France has entered a new, unknown era, wrote La Tribune de Genève. After the shocks of Brexit and the election of Donald Trump the accession of Emmanuel Macron to the French presidency is a piece of “good news”, said the paper. It stressed the new president is a “risk,” but certainly the “best bet for a crushed France that dreams of changes”.
Socialist party MP Didier Berberat summed up much of the reaction among Swiss politicians when he told news agency ATS he was “relieved that the French knew how to choose between someone who would have led France towards a dangerous adventure, and Mr Macron.”
“Though the result is satisfactory it nevertheless marks an important progression for nationalistic forces,” fellow Socialist Carlo Sommaruga told Le Temps. “That Marine Le Pen managed to convince almost a third of voters after her “catastrophic performance” in the pre-election debate last week, is “worrying”.
“In France at the moment there is a social discontent, even anger, that Marine Le Pen knew how to exploit. … Emmanuel Macron was also elected by a protest vote – and not, contrary to what he wants us to believe, by conviction in a project.”
Macron has a “very hard” period ahead, he added.
Many others pointed to the large number of abstentions and spoiled ballot papers that made Macron president “by default”.
“It’s good news by default,” Pascal Broulis, a member of the Vaud government, told Le Temps. “But now, everything’s still to do.”
“I’m worried about what comes next… Macron must have a position, and for that he must suggest a real programme, a vision for France.”
Yves Nidegger of the right-wing Swiss People’s Party was harsher, telling Le Temps that Macron’s election “in no way represents hope. He will be the leader of France by default, and Marine Le Pen will become leader of the opposition by default. Emmanuel Macron will be the head of a party that doesn’t exist, and he must find a majority that’s still inexistent.”
Most agreed that, unless Macron can build a majority in parliament, he won’t have an easy path ahead.
Christian Democrat MP Dominique de Buman told ATS he wondered if Macron had succeeded in creating a “lasting movement” and said it would be difficult for the new president to get a majority in parliament.

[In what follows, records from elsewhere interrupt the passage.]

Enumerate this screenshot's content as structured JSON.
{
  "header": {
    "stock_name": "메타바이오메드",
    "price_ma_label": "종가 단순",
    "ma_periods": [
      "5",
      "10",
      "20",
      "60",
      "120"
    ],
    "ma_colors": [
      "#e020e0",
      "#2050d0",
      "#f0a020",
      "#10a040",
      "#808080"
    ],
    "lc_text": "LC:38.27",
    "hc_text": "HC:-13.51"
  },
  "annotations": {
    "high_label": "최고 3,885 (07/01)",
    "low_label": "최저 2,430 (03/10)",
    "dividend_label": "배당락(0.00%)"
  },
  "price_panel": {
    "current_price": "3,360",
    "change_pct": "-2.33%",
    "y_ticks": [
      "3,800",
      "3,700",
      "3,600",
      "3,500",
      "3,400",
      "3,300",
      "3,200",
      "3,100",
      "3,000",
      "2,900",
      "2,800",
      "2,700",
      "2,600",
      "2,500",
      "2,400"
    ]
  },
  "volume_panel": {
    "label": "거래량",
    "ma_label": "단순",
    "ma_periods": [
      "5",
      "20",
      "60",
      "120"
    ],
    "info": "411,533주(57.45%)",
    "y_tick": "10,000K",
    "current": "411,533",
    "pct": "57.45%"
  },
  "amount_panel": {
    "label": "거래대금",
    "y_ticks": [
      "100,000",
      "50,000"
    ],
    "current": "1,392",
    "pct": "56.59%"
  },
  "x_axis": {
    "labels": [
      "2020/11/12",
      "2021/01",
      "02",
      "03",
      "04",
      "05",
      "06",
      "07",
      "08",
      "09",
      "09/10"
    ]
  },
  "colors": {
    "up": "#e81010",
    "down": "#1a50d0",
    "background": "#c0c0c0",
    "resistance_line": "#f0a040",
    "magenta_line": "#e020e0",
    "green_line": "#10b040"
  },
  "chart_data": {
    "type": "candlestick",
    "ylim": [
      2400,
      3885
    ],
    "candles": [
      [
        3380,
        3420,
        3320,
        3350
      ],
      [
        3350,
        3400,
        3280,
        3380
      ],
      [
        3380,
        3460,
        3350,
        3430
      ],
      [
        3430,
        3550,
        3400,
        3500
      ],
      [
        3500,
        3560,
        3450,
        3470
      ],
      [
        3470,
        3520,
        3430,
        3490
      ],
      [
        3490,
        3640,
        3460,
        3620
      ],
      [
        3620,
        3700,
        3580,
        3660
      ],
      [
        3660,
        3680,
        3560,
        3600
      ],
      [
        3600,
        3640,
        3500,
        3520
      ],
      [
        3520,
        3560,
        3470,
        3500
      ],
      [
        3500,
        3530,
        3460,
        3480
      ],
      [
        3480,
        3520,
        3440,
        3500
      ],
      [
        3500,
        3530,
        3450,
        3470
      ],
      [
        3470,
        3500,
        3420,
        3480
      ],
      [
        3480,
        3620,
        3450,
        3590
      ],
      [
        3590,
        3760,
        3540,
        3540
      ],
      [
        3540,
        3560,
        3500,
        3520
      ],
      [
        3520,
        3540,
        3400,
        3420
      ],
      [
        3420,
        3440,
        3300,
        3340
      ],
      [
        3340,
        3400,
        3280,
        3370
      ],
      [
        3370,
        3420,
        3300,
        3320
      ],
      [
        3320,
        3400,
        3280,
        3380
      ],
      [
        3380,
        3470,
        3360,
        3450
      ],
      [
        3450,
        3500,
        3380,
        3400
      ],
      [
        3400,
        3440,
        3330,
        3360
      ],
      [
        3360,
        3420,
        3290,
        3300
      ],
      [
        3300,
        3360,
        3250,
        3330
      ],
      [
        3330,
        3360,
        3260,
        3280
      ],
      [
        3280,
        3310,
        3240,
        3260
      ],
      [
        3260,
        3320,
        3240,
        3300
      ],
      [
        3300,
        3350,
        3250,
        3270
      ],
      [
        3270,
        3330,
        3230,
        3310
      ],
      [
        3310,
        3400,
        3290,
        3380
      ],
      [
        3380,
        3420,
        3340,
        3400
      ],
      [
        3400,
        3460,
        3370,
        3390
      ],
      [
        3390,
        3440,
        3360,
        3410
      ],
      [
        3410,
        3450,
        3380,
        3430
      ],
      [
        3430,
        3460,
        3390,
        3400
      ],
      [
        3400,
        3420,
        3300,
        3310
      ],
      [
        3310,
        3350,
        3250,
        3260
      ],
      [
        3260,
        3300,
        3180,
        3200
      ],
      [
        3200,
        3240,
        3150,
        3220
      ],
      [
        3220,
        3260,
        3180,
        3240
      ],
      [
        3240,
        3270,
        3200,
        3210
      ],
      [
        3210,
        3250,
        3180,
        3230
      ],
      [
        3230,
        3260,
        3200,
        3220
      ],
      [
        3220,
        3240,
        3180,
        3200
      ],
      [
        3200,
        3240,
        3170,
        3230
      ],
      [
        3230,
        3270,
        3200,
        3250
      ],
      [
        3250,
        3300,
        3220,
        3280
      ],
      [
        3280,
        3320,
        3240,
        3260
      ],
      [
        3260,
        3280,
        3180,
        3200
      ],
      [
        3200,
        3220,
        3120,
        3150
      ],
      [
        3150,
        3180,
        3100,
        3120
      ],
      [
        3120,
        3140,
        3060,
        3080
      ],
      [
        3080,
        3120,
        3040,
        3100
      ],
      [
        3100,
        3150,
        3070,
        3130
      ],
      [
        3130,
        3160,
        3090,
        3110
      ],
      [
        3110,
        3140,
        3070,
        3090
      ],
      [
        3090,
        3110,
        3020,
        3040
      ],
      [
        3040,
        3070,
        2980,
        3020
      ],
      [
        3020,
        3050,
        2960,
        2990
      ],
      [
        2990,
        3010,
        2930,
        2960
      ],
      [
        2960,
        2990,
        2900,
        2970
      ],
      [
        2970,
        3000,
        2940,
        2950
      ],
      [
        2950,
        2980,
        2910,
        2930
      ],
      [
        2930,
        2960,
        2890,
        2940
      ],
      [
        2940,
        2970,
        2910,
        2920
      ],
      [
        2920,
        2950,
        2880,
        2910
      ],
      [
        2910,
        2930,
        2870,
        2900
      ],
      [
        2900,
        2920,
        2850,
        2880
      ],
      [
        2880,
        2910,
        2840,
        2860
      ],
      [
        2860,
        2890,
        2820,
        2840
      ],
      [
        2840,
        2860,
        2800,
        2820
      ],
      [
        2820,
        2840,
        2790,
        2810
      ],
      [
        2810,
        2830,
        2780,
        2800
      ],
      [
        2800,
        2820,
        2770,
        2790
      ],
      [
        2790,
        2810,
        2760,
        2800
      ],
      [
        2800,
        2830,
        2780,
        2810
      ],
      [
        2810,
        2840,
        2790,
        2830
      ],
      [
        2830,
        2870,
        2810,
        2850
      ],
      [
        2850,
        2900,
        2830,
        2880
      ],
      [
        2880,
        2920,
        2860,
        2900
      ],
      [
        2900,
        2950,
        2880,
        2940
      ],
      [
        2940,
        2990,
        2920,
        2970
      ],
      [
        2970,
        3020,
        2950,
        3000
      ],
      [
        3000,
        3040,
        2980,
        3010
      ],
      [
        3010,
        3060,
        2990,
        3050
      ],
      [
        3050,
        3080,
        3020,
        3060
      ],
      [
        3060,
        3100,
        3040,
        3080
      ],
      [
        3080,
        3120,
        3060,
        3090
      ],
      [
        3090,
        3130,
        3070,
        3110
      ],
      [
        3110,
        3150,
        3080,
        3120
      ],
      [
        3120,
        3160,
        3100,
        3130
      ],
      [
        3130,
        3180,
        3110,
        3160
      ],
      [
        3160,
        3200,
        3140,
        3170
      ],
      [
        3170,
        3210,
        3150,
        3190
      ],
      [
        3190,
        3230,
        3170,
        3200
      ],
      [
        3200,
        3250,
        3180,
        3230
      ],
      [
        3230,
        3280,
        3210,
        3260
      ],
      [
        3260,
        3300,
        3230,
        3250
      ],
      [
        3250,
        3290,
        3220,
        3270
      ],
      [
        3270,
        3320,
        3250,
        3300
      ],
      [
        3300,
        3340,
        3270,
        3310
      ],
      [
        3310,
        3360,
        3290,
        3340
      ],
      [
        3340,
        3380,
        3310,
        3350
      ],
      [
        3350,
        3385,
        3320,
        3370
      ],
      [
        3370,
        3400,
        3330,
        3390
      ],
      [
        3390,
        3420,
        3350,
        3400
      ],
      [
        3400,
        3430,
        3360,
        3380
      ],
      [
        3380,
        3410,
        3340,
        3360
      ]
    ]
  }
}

Liberal Radical MP Fathi Derder was more positive, telling ATS that if Macron cannot build a majority then he will have to “work as we do in Switzerland, by negotiating point by point. That won’t be a catastrophe at all, it will allow him to reopen a sense of dialogue.”
Switzerland has a large French Diaspora, with over 127,000 people registered to vote in the presidential election in one of 19 polling stations set up on Swiss soil.